Through 15 episodes, Final Space has created bizarre situations for its characters, along with some pretty good laughs, but the animated galactic sci-fi show shines when it deals with family ties. In fact, its sad episodes are much more effective than its over-the-top funny adventures. So, what can we expect for the rest of Season 2?

Gary is still super goofy, but he’s slowly learning how to become a superhero. The moments when he’s allowed to be himself are when the character really shines, such as his infectious Kenny Loggins dance break that gets everyone aboard his ship grooving to the music in an instant classic. KEVN, the super-annoying deep-space insanity-avoidance companion, will continue to be the butt of Gary’s jokes, which are usually pretty funny. Mooncake, the planet-destroying superweapon and HUE, the artificial intelligence that’s now housed in a super-slow robot, are usually characters used as plot devices to move the story forward without needing many explanations. Tribore Menendez is the head of the resistance, although he’s primarily used to ask untimely questions and create some laughs. But it’s Little Cato, Ash and Fox, along with Gary, who tug on the heartstrings of the viewer.

Through these four characters, we are shown fear, hatred and weakness issues, but the biggest one each one suffers from is abandonment pains. Fox and Ash were adopted as young children. Little Cato is still haunted by the death of his father from the first season (Final Space Aims to Boldly Go Where No Man Knows…). And in the best-written episode of Season 2 so far (“The Notorious Mrs. Goodspeed”), Gary learns the whereabouts of his long-lost mother, eventually summing up their relationship best when he says, “She’s good at taking what’s important to me.”
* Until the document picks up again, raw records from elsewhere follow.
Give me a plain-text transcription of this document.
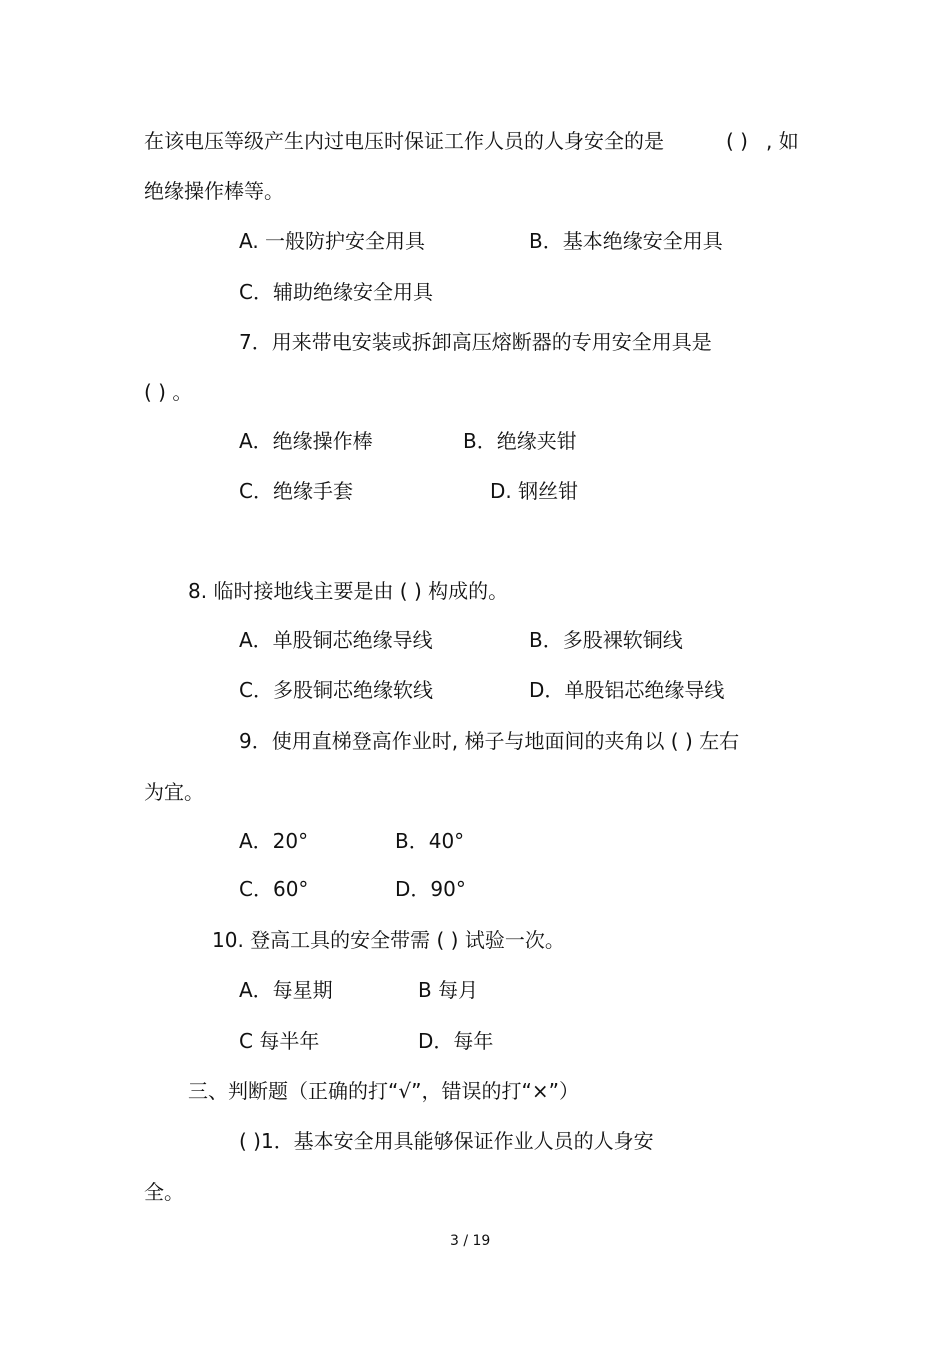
在该电压等级产生内过电压时保证工作人员的人身安全的是	( ) , 如
绝缘操作棒等。
A. 一般防护安全用具	B．基本绝缘安全用具
C．辅助绝缘安全用具
7．用来带电安装或拆卸高压熔断器的专用安全用具是
( ) 。
A．绝缘操作棒	B．绝缘夹钳
C．绝缘手套	D. 钢丝钳
8. 临时接地线主要是由 ( ) 构成的。
A．单股铜芯绝缘导线	B．多股裸软铜线
C．多股铜芯绝缘软线	D．单股铝芯绝缘导线
9．使用直梯登高作业时, 梯子与地面间的夹角以 ( ) 左右
为宜。
A．20°	B．40°
C．60°	D．90°
10. 登高工具的安全带需 ( ) 试验一次。
A．每星期	B 每月
C 每半年	D．每年
三、判断题（正确的打“√”，错误的打“×”）
( )1．基本安全用具能够保证作业人员的人身安
全。
3 / 19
That’s an excellent drop-off point to look at the first half of Season 2.

Quinn’s been missing, but I prefer seeing the portrayal of her future embodiment, Nightfall, as this character expresses her feelings easier than her younger self. Clarence is kind of a waste of space, although he’s always good for a few “dirty” jokes, which are always hilarious. The nicknames are back (“Thunder Bandit” and “Spider Cat” are now replaced with “Stardragon” and “Hellcat”), although Gary and Little Cato ought to have more meaningful dialogue opportunities. Not a lot has been revealed about Bolo the Titan so far, but apparently this ragtag crew is willing to risk their lives for locating the five Dimensional Keys, which just happen to be hidden throughout the universe in random, unmarked locations in order to save the god-like creature.

The Toro Regatta space race was fun, the Zombie-like carcasses of The Surrendered were killer and the “reverse robbery” was a unique bonding opportunity, but it’s the unlikeliest of moments that mean the most in this series, and they’re usually understated. While the voice acting has always been a strong suit for this show, its writing has vastly improved over the efforts of the first season. Final Space should definitely be regarded as sentimental science fiction, but it’s also a pretty good TV show, overall.

I really hope that Staff Writer Nick Watson gets acknowledged for his writing efforts this season, as he has been credited with writing the episodes that have moved me the most. As a character, Gary has really grown on me. I’ve come to accept the absurdity from him, which deeply masks his emotions. Watson has done a great job extracting Gary’s personality onto the small screen and I hope that Nick continues to get even more opportunities in the near future.

Season 2 will only include 13 episodes, but if there’s more episodes featuring Gary’s con-man mom (con mom?), along with more ridiculous pissing contests, I might just flip out with anticipation. And as we all know by now…

“You can never go wrong with a back flip, kid. Write that down.”